Czech steel closure highlights Russia not crisis-proof

Czech steel closure highlights Russia not crisis-proof
Russia’s second largest steelmaker Evraz has stopped steel production at its Czech subsidiary as the crisis has eaten into European demand. Russian production may start to suffer soon, analysts warn.

Operations at Evraz Vitkovice Steel, the only producer of steel sheets in the Czech Republic and one of the biggest in Europe, has been frozen in an effort to cut costs because of shrinking demand, according to Reuters.

The Evraz Czech facility also makes rolled steel products that are used to make cars, ships and bridges. While steel production will remain idle for some time, the rolling plant remains open.

“The duration of steel shop suspension depends on numerous factors that are now being considered by the management,” Vitkovice Steel spokesmen Jaromir Krisica said in an email, without giving any further detail.

Some of the employees who were sent home will be receiving 80% of their salaries, while the remainder should be either transferred to work in other production departments or do maintenance work, Krisica explained.

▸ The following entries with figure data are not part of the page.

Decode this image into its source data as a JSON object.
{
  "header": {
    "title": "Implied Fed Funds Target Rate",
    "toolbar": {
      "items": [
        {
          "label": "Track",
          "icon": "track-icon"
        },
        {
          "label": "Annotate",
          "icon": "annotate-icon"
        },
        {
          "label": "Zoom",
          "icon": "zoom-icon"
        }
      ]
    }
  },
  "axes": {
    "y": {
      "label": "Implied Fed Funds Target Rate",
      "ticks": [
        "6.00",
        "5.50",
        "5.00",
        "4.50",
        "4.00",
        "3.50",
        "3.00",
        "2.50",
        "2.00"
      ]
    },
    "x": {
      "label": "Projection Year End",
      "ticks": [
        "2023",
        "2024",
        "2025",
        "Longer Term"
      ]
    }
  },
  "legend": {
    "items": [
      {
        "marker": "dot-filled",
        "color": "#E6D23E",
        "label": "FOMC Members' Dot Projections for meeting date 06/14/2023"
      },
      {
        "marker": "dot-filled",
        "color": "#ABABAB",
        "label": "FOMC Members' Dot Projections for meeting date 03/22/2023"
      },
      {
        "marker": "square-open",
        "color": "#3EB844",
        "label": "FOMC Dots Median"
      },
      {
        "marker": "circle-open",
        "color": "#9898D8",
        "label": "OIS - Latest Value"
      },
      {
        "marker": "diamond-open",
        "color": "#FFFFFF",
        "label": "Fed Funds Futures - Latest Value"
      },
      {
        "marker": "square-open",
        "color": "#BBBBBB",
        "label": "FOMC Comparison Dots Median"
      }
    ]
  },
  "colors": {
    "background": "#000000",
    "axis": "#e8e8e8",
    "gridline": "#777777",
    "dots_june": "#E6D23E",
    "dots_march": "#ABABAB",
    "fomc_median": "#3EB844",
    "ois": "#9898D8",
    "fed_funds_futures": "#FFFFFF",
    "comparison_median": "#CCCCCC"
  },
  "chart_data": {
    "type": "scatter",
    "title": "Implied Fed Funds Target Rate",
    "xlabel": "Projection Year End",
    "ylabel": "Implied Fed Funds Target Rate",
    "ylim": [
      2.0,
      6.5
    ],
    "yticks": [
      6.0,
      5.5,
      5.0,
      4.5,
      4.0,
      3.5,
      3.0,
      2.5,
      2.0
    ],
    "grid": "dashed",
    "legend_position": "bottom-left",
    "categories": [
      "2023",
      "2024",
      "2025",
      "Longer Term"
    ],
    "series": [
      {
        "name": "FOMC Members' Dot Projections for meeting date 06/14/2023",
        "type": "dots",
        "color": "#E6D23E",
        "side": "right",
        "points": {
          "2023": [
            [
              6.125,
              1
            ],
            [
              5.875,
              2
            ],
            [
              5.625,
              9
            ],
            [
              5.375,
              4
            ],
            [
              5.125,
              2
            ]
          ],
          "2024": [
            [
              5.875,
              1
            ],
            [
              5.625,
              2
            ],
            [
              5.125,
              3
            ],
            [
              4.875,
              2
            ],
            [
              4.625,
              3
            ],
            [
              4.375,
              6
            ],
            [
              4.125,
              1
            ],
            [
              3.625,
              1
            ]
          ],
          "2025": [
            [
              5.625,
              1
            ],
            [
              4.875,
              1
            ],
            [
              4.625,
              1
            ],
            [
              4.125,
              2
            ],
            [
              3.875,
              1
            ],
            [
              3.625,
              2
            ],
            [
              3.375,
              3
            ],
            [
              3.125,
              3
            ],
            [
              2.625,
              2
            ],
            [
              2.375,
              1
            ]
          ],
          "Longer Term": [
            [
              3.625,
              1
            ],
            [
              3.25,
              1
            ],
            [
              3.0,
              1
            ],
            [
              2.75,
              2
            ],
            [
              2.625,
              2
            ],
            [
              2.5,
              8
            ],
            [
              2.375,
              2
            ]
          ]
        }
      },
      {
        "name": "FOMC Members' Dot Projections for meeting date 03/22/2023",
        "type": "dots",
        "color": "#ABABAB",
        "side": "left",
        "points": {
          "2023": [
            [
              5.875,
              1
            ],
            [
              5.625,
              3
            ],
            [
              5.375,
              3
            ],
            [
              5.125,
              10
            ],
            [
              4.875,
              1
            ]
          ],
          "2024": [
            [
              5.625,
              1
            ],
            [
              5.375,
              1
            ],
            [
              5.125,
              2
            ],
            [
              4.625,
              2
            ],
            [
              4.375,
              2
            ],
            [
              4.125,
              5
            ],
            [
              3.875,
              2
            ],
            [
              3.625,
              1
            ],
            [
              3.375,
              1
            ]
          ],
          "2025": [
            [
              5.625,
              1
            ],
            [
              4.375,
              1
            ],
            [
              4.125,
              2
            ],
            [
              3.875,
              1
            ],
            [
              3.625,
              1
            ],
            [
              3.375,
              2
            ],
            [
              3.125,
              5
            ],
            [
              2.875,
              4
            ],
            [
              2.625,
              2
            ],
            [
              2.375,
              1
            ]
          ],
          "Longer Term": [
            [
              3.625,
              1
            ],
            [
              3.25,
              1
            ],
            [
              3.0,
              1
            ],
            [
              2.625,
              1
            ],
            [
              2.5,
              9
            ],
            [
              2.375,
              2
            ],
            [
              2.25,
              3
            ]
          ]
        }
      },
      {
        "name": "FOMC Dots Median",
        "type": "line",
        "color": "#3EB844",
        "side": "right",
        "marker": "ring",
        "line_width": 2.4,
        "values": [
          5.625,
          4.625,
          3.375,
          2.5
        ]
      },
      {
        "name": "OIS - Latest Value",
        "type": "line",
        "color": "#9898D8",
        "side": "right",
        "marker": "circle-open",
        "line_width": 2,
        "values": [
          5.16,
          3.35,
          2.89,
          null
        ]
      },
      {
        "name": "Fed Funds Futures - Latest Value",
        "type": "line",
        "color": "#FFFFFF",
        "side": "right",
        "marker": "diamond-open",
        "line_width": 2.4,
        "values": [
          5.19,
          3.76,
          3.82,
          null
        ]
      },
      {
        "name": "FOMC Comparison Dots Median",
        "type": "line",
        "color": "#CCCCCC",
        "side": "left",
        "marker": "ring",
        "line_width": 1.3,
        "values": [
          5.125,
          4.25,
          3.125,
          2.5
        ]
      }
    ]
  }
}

The European steel market is suffering the strongest downturn, according to a report from the World Steel Association (WSA). Steel demand in the EU should be down 5.6% year on year in 2012, and add just 2.4% in 2013 to reach 148mln tonnes, according to Association’s forecast. “Steel consumption in Europe remains depressive and economic growth in different European regions is uneven,” the WSA said.

“In Europe, especially in its southern part, steel demand is now low, as economic activity slowed down. The latter is traditionally more dependent on politicians than companies, which complicates making any forecasts for market players,” Aleksey Morozov, an analyst from UBS, told Kommersant daily.

Alarm bells rang in the world steel market in October, when the largest steel –casting company ArcelorMittal said it had stopped two of its blast furnaces in Floranzh, giving the French Government2 months to find a customer for the capacity.

Russia may also get infected by the downturn in steel markets, as analysts from Sberbank Investment Research told Interfax. Such domestic factors as poor logistics, inflation costs, as well as excessive supply in the market could add to the existing European gloom, analysts warned.

The Vitkovice steel mill is a key customer of the Czech unit of ArcelorMittal which supplies it with raw materials.

Vitkovice supplied 760,000 tonnes of steel slabs and 824,000 tonnes of rolled products last year.